Summary
Xcel Energy Inc. (XEL) filed an 8-K on January 4, 2001, to announce the establishment of a Stockholder Protection Rights Agreement, commonly known as a 'poison pill'. This agreement, pending SEC approval under the Public Utility Holding Company Act of 1935, issues one 'Right' for each outstanding share of common stock. These Rights will entitle holders to purchase shares of common stock at a discounted price or exchange for shares of another company's stock in the event of a hostile takeover attempt, specifically when an entity acquires 15% or more of XEL's outstanding common stock without board approval. The agreement is designed to deter hostile takeovers and protect existing shareholders by diluting the stake of an unwanted acquirer. The Board of Directors retains the right to redeem these Rights prior to a triggering event, which allows flexibility for the company to pursue a friendly acquisition or other strategic transaction that is in the best interest of shareholders. The issuance of the Rights is not expected to have immediate tax implications for shareholders, but future exercise or events could trigger taxable income.
Key Highlights
- 1Xcel Energy Inc. has implemented a Stockholder Protection Rights Agreement ('poison pill').

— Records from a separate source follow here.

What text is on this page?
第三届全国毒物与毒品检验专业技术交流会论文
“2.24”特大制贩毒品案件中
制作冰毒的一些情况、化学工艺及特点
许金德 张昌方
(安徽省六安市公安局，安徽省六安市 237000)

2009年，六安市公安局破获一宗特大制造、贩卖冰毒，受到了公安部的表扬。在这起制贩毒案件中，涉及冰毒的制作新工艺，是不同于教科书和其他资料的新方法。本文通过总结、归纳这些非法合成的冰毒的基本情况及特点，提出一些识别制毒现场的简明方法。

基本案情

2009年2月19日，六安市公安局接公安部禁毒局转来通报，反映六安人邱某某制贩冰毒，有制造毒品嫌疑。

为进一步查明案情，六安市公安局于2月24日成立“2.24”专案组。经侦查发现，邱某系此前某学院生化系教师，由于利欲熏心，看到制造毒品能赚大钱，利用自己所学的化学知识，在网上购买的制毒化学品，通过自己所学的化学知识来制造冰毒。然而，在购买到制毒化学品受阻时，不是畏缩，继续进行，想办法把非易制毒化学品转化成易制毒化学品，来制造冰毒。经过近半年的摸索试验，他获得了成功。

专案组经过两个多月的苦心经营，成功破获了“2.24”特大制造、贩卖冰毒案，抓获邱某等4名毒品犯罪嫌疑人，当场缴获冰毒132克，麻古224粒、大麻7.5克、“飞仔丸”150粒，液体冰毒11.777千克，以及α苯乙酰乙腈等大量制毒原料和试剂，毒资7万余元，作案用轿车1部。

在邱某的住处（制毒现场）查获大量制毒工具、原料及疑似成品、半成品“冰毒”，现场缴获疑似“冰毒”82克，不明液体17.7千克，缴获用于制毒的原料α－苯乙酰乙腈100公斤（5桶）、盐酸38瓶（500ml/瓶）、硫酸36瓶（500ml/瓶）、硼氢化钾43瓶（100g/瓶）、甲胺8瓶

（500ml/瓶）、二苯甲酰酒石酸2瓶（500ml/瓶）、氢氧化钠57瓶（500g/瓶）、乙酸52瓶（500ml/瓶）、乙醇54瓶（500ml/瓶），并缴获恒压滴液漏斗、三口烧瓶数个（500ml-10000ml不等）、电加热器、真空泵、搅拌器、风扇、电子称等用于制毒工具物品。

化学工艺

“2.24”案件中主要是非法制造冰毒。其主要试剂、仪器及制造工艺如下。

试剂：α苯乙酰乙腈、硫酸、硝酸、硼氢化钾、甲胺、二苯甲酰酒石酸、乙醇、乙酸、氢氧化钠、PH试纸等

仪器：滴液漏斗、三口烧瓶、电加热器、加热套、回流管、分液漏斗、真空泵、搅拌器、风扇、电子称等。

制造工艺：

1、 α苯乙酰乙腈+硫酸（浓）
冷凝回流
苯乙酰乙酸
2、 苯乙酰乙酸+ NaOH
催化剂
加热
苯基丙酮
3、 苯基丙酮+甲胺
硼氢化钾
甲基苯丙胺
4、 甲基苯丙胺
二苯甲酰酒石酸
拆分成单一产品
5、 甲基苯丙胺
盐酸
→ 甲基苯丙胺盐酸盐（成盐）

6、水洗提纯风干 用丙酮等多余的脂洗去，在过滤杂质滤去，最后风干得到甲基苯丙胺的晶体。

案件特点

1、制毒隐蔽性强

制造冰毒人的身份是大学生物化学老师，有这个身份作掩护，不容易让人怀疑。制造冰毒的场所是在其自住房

- 2The agreement is pending approval from the Securities and Exchange Commission (SEC) under the Public Utility Holding Company Act of 1935.
- 3Each common stock shareholder will receive one 'Right' for each share owned.
- 4The Rights become exercisable if an individual or group acquires 15% or more of XEL's common stock without board approval.
- 5Upon a hostile takeover trigger, Rights holders can purchase XEL shares at a discount or potentially shares of an acquiring entity.
- 6The Board of Directors can redeem the Rights prior to a triggering event, allowing for flexibility in strategic transactions.
- 7The issuance of Rights is not expected to have immediate tax consequences for shareholders.